L'insegnamento sui fenomeni come non-Sé non intende solo minare i concetti brahmanici o giainisti di Sé, ma anche concezioni molto più diffuse e sentimenti radicati di Io. Sentire che, per quanto si cambi nella vita dall'infanzia in poi, una parte essenziale rimane costante e immutata come il “vero io”, significa credere in un Sé permanente. Agire come se solo gli altri morissero e ignorare l'inevitabilità della propria morte significa agire come se si avesse un Sé permanente. Mettere in relazione i fenomeni mentali mutevoli con un Sé sostanziale che li “possiede” - “sono preoccupato ... felice ... arrabbiato” - significa avere un tale concetto di Sé. Costruire un'identità basata sul proprio aspetto corporeo o sulle proprie capacità, o sulle proprie sensibilità, idee e credenze, azioni o intelligenza, ecc., è considerarle parte di un “Io”.

Il Budda accettava molti usi convenzionali della parola “sé”, come “te stesso” e “me stesso”. Questi li considerava semplicemente dei modi convenienti per riferirsi a un particolare insieme di stati mentali e fisici. Ma all'interno di questo sé convenzionale ed empirico, egli insegnava che non si poteva trovare un Sé metafisico permanente, sostanziale e indipendente. Questo è ben spiegato da una delle prime monache, Vajirā: come la parola “carro” è usata per indicare un insieme di oggetti in relazione funzionale, ma non una parte speciale di un carro, così il termine convenzionale “un essere” è propriamente usato per riferirsi ai "pañca skandha" (cinque aggregati) in relazione tra loro. Nessuno di tali skandha è un “essere” o un “Sé”, ma questi sono semplicemente etichette convenzionali usate per indicare l'insieme dei skandha funzionanti.

I cinque skandha, o cinque cumuli o cinque aggregati, sono cinque aggregati psicofisici che, secondo la filosofia buddista, sono alla base dell'affermazione del sé. Essi sono:

- rupa-skandha - aggregato della forma
- vedana-skandha - aggregato delle sensazioni
- saṃjñā-skandha - aggregato di riconoscimento, etichette o idee (percezione, cognizione)
- saṃskāra-skandha - aggregato di formazioni volitive (desideri, volontà e tendenze)
- vijñāna-skandha - aggregato della coscienza

I cinque skandha sono essenzialmente un metodo per comprendere che ogni aspetto della nostra vita è un insieme di esperienze in continua evoluzione. Non esiste un aspetto veramente solido, permanente o unico. Tutto è in movimento. Tutto dipende da molteplici cause e condizioni.

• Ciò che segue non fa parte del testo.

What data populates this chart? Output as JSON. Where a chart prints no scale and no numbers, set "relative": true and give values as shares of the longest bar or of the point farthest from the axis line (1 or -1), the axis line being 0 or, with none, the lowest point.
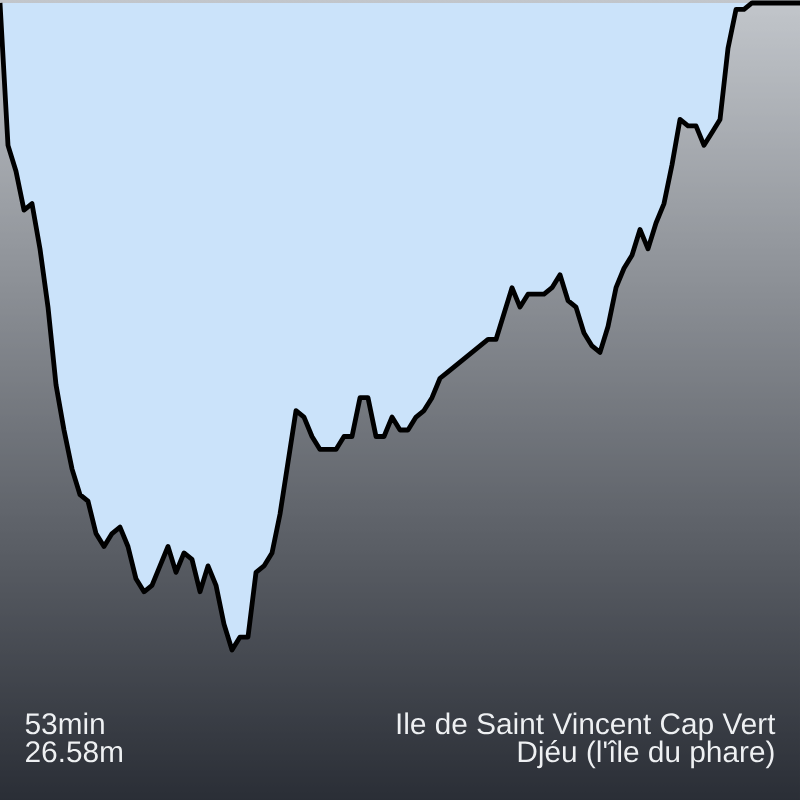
{
  "chart_data": {
    "type": "area",
    "relative": true,
    "color": "#cbe3fa",
    "categories": [
      null,
      null,
      null,
      null,
      null,
      null,
      null,
      null,
      null,
      null,
      null,
      null,
      null,
      null,
      null,
      null,
      null,
      null,
      null,
      null,
      null,
      null,
      null,
      null,
      null,
      null,
      null,
      null,
      null,
      null,
      null,
      null,
      null,
      null,
      null,
      null,
      null,
      null,
      null,
      null,
      null,
      null,
      null,
      null,
      null,
      null,
      null,
      null,
      null,
      null,
      null,
      null,
      null,
      null,
      null,
      null,
      null,
      null,
      null,
      null,
      null,
      null,
      null,
      null,
      null,
      null,
      null,
      null,
      null,
      null,
      null,
      null,
      null,
      null,
      null,
      null,
      null,
      null,
      null,
      null,
      null,
      null,
      null,
      null,
      null,
      null,
      null,
      null,
      null,
      null,
      null,
      null,
      null,
      null,
      null,
      null,
      null,
      null,
      null,
      null,
      null
    ],
    "values": [
      0,
      -0.22,
      -0.26,
      -0.32,
      -0.31,
      -0.38,
      -0.47,
      -0.59,
      -0.66,
      -0.72,
      -0.76,
      -0.77,
      -0.82,
      -0.84,
      -0.82,
      -0.81,
      -0.84,
      -0.89,
      -0.91,
      -0.9,
      -0.87,
      -0.84,
      -0.88,
      -0.85,
      -0.86,
      -0.91,
      -0.87,
      -0.9,
      -0.96,
      -1,
      -0.98,
      -0.98,
      -0.88,
      -0.87,
      -0.85,
      -0.79,
      -0.71,
      -0.63,
      -0.64,
      -0.67,
      -0.69,
      -0.69,
      -0.69,
      -0.67,
      -0.67,
      -0.61,
      -0.61,
      -0.67,
      -0.67,
      -0.64,
      -0.66,
      -0.66,
      -0.64,
      -0.63,
      -0.61,
      -0.58,
      -0.57,
      -0.56,
      -0.55,
      -0.54,
      -0.53,
      -0.52,
      -0.52,
      -0.48,
      -0.44,
      -0.47,
      -0.45,
      -0.45,
      -0.45,
      -0.44,
      -0.42,
      -0.46,
      -0.47,
      -0.51,
      -0.53,
      -0.54,
      -0.5,
      -0.44,
      -0.41,
      -0.39,
      -0.35,
      -0.38,
      -0.34,
      -0.31,
      -0.25,
      -0.18,
      -0.19,
      -0.19,
      -0.22,
      -0.2,
      -0.18,
      -0.07,
      -0.01,
      -0.01,
      0,
      0,
      0,
      0,
      0,
      0,
      0
    ],
    "annotations": [
      "53min",
      "26.58m",
      "Ile de Saint Vincent Cap Vert",
      "Djéu (l'île du phare)"
    ]
  }
}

L'insegnamento del non-Sé non nega la continuità del carattere nella vita e, in una certa misura, da una vita all'altra. Ma i tratti persistenti del carattere sono semplicemente dovuti al ripetersi di certi citta, o “atteggiamenti mentali”. Il citta nel suo complesso viene talvolta definito un “sé” (empirico), ma mentre questi tratti caratteriali possono essere duraturi, possono comunque cambiare e cambiano, e quindi sono impermanenti, e quindi “non-Sé”, insostanziali.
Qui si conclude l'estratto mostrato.